Last week’s Science has another Brief on the ‘Stem Cell Theory of Cancer,’ with a nicely critical slant – Tumor Growth Need Not Be Driven by Rare Cancer Stem Cells, by Kelly et al.
Determining whether the growth of various tumors is sustained by most of the tumor cells or by a rare subpopulation has important ramifications for the design of novel therapies. Therefore, the cancer stem cell hypothesis merits more rigorous tests. For human tumors, ultimately this will require transfer of tumor cells into mice installed with all the requisite human support cells. Lastly, because the term “cancer stem cell” also currently designates the normal cell that founded the tumor, we suggest that the cells sustaining growth of an established tumor be referred to as “tumor-propagating cells.”
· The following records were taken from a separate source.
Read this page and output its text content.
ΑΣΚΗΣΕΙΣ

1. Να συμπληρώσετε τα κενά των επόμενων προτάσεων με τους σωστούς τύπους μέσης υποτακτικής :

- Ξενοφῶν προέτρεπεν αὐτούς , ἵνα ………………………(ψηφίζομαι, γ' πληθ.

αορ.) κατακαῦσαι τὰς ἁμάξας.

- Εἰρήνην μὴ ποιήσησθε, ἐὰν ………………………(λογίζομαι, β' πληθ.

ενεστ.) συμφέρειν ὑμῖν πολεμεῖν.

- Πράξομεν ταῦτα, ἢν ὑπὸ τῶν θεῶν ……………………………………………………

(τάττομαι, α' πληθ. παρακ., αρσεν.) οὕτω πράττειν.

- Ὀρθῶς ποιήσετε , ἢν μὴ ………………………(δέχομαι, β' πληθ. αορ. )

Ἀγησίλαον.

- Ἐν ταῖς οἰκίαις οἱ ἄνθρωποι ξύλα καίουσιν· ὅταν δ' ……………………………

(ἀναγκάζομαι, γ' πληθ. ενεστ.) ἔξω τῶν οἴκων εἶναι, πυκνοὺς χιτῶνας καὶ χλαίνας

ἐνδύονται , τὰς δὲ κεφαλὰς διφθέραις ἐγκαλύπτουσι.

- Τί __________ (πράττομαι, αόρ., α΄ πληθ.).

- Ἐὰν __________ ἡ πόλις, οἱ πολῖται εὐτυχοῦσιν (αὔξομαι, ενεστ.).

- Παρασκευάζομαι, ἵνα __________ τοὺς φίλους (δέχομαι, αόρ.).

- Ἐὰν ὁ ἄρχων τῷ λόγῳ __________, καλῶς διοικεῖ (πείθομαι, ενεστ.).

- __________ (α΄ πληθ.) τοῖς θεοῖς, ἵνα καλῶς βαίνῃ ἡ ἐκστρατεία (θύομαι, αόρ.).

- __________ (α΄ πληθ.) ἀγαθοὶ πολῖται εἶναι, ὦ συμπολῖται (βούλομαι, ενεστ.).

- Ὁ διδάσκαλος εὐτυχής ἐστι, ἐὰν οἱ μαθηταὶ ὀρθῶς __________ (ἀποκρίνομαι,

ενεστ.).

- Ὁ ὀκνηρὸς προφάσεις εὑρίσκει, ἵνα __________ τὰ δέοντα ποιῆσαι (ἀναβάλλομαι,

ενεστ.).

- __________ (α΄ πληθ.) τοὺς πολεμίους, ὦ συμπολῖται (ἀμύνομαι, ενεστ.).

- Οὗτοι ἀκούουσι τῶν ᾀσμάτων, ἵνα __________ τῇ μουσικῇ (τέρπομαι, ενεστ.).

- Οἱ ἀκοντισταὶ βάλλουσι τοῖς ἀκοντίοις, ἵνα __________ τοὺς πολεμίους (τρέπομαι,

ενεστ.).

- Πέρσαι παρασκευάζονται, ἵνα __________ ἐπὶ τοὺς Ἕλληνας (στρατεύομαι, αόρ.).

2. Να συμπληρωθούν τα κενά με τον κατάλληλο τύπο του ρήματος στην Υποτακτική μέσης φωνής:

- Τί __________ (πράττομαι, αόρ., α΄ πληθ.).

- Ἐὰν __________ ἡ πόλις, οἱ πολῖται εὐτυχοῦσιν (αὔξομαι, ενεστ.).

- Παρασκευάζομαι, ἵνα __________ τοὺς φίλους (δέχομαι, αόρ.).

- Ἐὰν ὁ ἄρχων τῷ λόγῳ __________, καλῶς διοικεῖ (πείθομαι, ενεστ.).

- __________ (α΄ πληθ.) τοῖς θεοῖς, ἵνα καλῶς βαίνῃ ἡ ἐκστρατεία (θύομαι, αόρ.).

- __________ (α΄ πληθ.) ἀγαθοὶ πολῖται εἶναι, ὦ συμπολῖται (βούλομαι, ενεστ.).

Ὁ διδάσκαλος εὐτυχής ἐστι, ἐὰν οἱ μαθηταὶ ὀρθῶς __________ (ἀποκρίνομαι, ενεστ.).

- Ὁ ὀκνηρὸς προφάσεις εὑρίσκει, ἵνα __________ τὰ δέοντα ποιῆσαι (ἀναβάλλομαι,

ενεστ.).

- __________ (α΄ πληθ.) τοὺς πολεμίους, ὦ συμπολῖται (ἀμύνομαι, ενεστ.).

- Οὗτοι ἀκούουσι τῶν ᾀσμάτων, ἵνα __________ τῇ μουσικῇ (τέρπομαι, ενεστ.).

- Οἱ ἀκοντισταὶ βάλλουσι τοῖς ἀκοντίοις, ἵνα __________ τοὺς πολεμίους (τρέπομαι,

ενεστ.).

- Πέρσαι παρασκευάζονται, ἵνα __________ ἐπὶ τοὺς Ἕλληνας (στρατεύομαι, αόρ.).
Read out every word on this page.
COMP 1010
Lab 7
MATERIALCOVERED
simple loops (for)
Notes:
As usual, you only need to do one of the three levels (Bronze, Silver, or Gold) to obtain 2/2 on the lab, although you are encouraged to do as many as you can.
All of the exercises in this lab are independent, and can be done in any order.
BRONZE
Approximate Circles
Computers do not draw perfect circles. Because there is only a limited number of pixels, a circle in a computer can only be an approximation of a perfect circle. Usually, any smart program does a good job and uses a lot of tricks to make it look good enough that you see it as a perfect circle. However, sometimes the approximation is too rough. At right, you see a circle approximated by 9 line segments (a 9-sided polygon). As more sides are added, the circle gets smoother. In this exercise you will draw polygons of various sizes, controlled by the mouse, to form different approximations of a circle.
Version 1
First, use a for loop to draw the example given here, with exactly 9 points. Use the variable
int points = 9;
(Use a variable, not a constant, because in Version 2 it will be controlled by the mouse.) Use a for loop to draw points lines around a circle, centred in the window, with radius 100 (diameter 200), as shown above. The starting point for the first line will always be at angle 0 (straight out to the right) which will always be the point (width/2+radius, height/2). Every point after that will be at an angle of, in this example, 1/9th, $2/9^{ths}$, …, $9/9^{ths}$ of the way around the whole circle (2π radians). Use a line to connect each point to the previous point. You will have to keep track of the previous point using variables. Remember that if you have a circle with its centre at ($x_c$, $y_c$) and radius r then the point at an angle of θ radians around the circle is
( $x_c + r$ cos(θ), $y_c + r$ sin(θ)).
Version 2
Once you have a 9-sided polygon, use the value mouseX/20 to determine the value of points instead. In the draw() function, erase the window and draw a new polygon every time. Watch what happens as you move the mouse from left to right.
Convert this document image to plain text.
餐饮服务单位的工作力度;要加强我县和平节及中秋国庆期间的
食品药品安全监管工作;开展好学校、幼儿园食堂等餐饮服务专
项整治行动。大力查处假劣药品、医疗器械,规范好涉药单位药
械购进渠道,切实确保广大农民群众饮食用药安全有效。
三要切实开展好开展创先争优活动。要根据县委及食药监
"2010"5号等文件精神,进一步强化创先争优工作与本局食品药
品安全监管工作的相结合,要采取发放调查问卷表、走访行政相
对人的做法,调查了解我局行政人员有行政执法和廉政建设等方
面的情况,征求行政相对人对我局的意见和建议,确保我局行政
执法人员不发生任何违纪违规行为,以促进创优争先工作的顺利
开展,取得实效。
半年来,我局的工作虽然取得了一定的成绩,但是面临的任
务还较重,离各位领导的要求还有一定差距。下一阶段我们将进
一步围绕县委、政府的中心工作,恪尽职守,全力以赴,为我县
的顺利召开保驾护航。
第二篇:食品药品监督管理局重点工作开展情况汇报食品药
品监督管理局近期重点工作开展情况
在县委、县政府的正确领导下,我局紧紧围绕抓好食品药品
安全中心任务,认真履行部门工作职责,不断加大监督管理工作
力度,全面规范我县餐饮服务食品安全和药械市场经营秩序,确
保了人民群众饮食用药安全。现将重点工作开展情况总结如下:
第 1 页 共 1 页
I dunno – I could think of a whole list of ways to refer to these cells other than “cancer stem cells” or “tumor-propagating cells.” Others that have been used include “tumor-initiating cells,” “cancer stem-like cells,” or tumor cells with a newly acquired mutation. Whatever you call them, there are serious problems with cancer stem cells as a theory of cancer (as opposed to just sharing a couple common features, such as self-renewal).
A merger of Hanahan & Weinberg’s model (2000) of trait acquisition in cancer progression and Merlo et al.‘s (2006) model of an evolving neoplastic ecosystem fit the collective data much better, as I’ve said before.
- Kelly PN, Dakic A, Adams JM, Nutt SL, Strasser A. Tumor growth need not be driven by rare cancer stem cells. Science. 2007 Jul 20;317(5836):337. Pubmed
- Merlo LM, Pepper JW, Reid BJ, Maley CC. Cancer as an evolutionary and ecological process. Nat Rev Cancer. 2006 Dec;6(12):924-35. Pubmed.
- Hanahan D, Weinberg RA. The hallmarks of cancer. Cell. 2000 Jan 7;100(1):57-70. Pubmed.